6. Heal from negative emotions
It is vital to recover from your own negative emotions before taking a step to revive the marriage. With all the negative thoughts, frustration, anger bundled up together, it’s not wise to fix the relationship before fixing yourself.
You know what they say, you have to love yourself enough first to love others. Having affair and take advantage of Benefits of extra-marital affairs will help you to heal from negative emotion.
7. Recreate memories
This may seem hurtful if you’ve just experienced betrayal and heartbreak from your spouse, but recreating your memories together can rekindle lost feelings of familiarity, love and togetherness.
If you revisit the fondest memories of you both together, it will help you both look towards the brighter side of the relationship i.e the love you happiness you both used to share and can share once again, with efforts.
Benefits of extra-marital affairs can help you to recreate memories because now you realize that no one is perfect and you must satisfy with your love life.

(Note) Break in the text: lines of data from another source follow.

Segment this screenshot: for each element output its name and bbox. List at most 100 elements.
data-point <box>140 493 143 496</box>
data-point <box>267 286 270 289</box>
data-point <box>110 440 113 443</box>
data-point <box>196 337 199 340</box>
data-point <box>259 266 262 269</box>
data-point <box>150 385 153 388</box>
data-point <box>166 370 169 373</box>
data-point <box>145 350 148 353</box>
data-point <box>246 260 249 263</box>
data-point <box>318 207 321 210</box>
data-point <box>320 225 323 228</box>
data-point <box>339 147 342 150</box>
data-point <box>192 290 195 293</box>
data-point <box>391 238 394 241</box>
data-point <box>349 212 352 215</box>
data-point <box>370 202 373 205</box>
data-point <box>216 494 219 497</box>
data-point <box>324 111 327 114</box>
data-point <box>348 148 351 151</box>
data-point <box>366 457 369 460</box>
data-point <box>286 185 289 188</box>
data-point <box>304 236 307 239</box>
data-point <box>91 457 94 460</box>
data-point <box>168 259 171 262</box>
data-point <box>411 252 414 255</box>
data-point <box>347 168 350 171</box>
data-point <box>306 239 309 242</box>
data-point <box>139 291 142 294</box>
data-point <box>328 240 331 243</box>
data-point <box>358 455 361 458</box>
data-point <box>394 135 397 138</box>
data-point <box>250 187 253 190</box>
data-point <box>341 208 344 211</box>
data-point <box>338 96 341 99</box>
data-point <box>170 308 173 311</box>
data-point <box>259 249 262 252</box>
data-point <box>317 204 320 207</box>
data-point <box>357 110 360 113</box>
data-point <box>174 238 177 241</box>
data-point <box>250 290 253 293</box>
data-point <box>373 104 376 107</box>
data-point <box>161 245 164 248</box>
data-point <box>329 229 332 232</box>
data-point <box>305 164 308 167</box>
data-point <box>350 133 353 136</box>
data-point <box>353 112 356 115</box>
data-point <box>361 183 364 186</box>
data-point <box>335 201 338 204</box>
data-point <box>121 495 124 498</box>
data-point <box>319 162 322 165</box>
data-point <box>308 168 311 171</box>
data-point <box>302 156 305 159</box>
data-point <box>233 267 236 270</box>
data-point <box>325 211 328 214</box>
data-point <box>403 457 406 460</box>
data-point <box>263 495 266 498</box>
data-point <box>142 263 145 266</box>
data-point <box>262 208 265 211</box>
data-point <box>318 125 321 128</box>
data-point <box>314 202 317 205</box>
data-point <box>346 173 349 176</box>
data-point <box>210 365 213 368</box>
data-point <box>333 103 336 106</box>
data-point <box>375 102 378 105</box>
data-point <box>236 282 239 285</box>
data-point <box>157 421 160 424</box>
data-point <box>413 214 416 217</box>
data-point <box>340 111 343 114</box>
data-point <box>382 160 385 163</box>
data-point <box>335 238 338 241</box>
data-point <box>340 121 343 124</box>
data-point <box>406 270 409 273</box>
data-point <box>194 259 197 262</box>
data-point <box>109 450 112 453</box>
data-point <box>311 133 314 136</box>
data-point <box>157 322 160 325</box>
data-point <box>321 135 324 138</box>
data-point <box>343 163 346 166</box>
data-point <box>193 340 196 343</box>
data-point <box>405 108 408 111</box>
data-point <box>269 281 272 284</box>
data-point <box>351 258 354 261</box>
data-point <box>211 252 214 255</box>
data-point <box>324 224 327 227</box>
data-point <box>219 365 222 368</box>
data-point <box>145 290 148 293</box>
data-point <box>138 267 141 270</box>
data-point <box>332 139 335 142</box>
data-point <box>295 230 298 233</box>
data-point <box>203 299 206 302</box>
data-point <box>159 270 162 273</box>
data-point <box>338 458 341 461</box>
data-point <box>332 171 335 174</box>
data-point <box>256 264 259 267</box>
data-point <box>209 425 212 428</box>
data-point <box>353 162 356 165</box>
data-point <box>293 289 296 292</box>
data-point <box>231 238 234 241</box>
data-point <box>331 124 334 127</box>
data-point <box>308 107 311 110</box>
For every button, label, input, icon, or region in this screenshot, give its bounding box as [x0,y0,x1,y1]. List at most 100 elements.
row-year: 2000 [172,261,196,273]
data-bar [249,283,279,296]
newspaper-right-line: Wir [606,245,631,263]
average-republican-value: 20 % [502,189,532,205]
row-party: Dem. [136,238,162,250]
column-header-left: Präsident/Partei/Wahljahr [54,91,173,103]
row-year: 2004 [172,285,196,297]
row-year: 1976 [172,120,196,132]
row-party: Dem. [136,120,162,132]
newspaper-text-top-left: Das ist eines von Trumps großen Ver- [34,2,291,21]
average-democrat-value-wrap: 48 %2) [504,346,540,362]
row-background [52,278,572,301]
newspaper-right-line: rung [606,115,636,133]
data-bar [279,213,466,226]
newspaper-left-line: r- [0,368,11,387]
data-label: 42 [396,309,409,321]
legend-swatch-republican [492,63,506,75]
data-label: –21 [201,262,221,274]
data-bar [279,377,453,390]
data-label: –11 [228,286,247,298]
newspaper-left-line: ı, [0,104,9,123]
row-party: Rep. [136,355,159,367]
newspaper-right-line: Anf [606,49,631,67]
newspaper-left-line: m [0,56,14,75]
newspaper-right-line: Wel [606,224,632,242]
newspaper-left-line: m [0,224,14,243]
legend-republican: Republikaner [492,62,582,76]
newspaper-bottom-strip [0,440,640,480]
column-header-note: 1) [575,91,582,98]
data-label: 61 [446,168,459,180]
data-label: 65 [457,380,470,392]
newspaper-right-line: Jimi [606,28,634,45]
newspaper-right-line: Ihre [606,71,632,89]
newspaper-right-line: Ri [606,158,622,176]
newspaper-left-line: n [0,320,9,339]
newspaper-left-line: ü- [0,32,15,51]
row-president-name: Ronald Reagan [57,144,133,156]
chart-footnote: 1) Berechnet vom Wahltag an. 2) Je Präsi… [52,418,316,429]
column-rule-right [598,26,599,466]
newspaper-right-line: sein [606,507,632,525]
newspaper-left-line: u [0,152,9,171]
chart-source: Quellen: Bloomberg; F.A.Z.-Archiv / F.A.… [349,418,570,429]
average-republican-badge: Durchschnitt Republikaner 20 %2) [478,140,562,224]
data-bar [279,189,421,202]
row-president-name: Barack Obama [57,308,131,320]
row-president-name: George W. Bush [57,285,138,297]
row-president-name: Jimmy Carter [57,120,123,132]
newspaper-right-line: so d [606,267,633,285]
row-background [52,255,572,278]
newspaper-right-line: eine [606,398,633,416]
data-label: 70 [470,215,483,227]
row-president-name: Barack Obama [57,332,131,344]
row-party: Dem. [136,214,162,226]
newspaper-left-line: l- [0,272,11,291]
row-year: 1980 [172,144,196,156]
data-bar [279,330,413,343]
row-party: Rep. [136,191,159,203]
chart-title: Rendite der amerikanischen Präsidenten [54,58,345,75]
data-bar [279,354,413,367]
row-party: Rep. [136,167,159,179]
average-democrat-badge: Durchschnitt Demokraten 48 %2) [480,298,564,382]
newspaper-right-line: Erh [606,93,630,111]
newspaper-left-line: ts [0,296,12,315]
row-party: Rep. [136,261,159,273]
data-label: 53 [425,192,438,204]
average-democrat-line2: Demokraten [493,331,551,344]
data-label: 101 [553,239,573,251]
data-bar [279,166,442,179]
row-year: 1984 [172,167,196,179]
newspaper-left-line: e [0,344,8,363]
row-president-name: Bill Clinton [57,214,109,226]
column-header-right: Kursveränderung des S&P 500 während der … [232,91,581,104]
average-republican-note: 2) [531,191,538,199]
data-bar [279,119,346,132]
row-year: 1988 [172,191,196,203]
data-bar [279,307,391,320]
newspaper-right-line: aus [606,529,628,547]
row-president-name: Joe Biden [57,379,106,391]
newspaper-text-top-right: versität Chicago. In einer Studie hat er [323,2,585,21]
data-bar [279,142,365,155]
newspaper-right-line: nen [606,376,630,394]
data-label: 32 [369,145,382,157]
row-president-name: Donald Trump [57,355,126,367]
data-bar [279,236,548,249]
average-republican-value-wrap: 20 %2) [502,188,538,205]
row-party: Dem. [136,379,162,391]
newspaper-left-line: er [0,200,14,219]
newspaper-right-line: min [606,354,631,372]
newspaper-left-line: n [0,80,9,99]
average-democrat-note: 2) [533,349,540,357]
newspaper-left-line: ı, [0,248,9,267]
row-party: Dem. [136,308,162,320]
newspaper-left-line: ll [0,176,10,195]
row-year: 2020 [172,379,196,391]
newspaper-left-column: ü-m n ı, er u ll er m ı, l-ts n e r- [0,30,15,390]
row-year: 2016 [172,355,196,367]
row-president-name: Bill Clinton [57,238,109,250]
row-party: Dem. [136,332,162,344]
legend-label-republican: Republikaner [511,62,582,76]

How Benefits of extra-marital affairs can save your love life conclusion
Now you must have some idea about this question. Can a married woman live with another man legally? As the Court held that a live-in relationship comes within the ambit of the right to life enshrined under Article 21 of the Constitution of India.
The Court further held that live-in relationships are permissible and that the act of two adults living together, in any case, cannot be considered illegal or unlawful.
Most people also ask about Are extra-marital affairs legal in India? While speaking at a programme recently, I was startled by a statement made by one of the participants who said that the law itself has sanctioned extra-marital affairs.
The person was obviously hinting at the recent Supreme Court judgment decriminalising adultery. The popular perception regarding the historic judgment was disturbing.
It is unfortunate that the decision has been misunderstood grossly. Now in India official colleague also look some Benefits of extra-marital affairs.
Law does not and cannot authorize extramarital relations.
What needs to be understood here is that morality and legality are two different things. What the society considers as immoral is not necessarily punishable by the state.
Adultery is a gender-neutral term and the act of adultery can be committed by both men as well as women. Even otherwise it takes two to tango, so why the liability should be fixed on only one.